Last month the Pew Research Center put out new population projections for the world based on estimates of the population by religious preference.  I commented on this at the time and promised to return with more details. Today, Michael Lipka and Conrad Hackett at Pew did that for me, by commenting on the differential rates of growth between now and the middle of this century. The Muslim population of the world is projected to grow by 73%, more than twice that of Christians or Hindus. By contrast, there are projected to be fewer Buddhists at mid-century than at present. The reason for the difference is two-fold: (1) fertility is higher among Muslims than non-Muslims in all regions of the world in which there are sizable fractions of Muslims (see graph below), and (2) because of the high fertility (in combination with steadily declining death rates, as I commented on yesterday), the Muslim populations are younger and thus have a higher fraction of people in the reproductive ages, thus accelerating the effect of above-average fertility.
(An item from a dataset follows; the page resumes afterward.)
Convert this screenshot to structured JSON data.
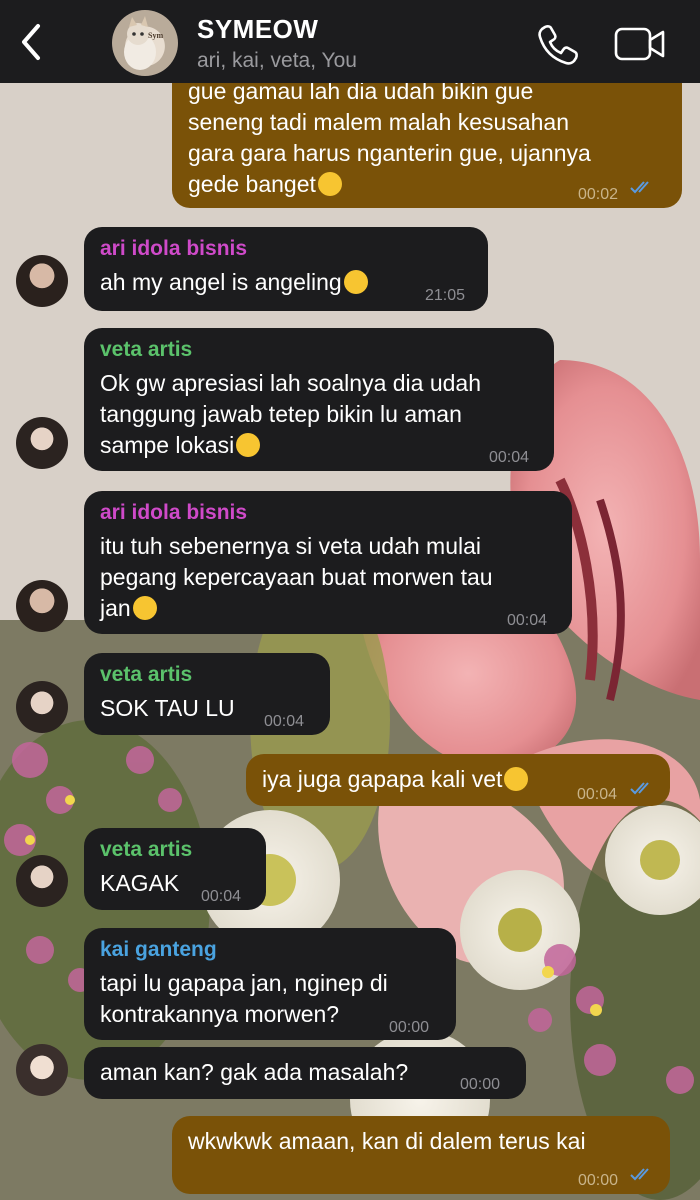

Differential rates of growth wouldn't make a difference if people were simply tolerant of people of different religions. But religious tolerance is not one of the "core beliefs" of most human beings. This is especially true among the two largest religious groups--Christians and Muslims--which are large precisely because they are proselytizing religions. Both groups believe not only that they are right, but that it is their duty to convert everyone else to that point of view. That perspective inherently leads to intolerance for different points of view. And that's where politics comes into play. It is not the religious belief, per se, that matters. Rather, it is the interpretation that people put on their religion, including their tolerance for different points of view, that makes religion a potentially volatile element in society and between societies. A person making that point very well, by the way, is Reza Aslan, a professor at the University of California, Riverside, whom my wife and I were watching tonight as we caught up with episodes of the Daily Show with Jon Stewart that we had recorded while we were traveling.